2 min read

AUBURN — Water bills for most residential customers could rise 14 percent in January, according to a Water District proposal.

The Auburn Water District will host a public hearing on the proposed rate increase at 5 p.m. Wednesday, Nov. 17, at Auburn Hall. Superintendent John Storer said the proposed rate increase would boost the district’s annual revenues by $359,000.

It would increase the annual bill for an average user by $22, from $170 to $192. If the district’s board of directors approve, the new rates would begin Jan. 1, 2011.

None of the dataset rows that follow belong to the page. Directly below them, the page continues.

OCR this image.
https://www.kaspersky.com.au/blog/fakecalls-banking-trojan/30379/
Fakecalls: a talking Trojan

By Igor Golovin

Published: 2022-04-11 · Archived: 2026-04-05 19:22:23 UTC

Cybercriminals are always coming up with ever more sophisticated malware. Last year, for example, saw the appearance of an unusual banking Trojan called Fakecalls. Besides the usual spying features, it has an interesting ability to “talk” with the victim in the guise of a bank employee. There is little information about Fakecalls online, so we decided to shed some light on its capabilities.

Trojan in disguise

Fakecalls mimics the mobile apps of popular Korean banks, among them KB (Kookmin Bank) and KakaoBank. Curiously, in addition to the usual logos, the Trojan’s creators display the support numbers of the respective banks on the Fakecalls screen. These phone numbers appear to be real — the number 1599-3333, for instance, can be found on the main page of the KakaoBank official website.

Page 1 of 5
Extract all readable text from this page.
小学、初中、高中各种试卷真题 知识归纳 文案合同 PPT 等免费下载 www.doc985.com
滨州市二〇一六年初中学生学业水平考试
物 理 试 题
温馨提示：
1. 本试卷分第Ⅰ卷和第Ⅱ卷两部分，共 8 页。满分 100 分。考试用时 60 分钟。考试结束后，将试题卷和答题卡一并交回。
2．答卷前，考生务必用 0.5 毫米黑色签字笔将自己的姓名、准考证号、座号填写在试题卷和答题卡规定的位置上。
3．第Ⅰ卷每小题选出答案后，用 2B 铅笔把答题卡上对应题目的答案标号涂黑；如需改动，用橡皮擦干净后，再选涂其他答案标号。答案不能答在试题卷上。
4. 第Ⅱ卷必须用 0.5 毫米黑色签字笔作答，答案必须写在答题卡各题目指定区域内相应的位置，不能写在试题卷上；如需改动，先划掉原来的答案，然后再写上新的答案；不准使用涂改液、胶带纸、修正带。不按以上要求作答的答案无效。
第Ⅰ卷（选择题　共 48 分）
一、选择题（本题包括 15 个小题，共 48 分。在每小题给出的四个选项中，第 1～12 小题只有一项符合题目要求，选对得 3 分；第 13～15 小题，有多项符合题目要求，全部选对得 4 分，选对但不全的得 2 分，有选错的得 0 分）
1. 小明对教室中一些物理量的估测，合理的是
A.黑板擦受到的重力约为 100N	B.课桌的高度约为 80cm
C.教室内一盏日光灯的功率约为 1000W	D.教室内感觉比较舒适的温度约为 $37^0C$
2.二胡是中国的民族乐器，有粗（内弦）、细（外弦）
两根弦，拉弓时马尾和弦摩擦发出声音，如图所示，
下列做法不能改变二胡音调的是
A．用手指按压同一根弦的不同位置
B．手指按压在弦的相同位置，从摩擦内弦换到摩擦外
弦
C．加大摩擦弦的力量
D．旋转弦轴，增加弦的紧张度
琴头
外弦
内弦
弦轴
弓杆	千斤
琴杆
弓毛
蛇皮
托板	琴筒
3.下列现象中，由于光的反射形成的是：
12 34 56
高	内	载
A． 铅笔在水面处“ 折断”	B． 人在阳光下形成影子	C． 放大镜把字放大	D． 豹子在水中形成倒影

“Because of the way the economy has gone, we’re seeing our water production rates go down,” Storer said. He said the district’s biggest customers are commercial and industrial users. Those top 10 percent of water district customers account for 27 percent of the water used and 28 percent of the revenue generated.

“We used to be over a billion gallons of water per year, but this year we’re down to about 900 million and some change,” Storer said. “So, we’re selling less water and we’re having to charge more for it.”

Storer said the district also has to pay more in debt service, including bonds for Auburn’s share of the Lake Auburn ultraviolet water treatment plant and new water meters

Advertisement

“We did refinance some bonds, and that saved the district about $700,000 over the life of the bonds,” he said. The district refinanced 20-year bonds issued in 1994, 1998 and 2005, reducing annual debt payments by about $90,000 this year, he said.

“So we have done everything in our power to keep our costs down,” he said.

Storer said the district last raised its water rates in January 2008, with a 9 percent increase. Overall, Auburn has the seventh-lowest minimum rate of 145 Maine water districts, according to the Maine office of the Public Advocate.

The proposed increase, from $28.35 to $32.29 for the first 8,976 gallons would give Auburn the 15th-lowest minimum charge. The Lewiston Water Department has the 28th-lowest minimum rate, $38.40 for the first 8,976 gallons.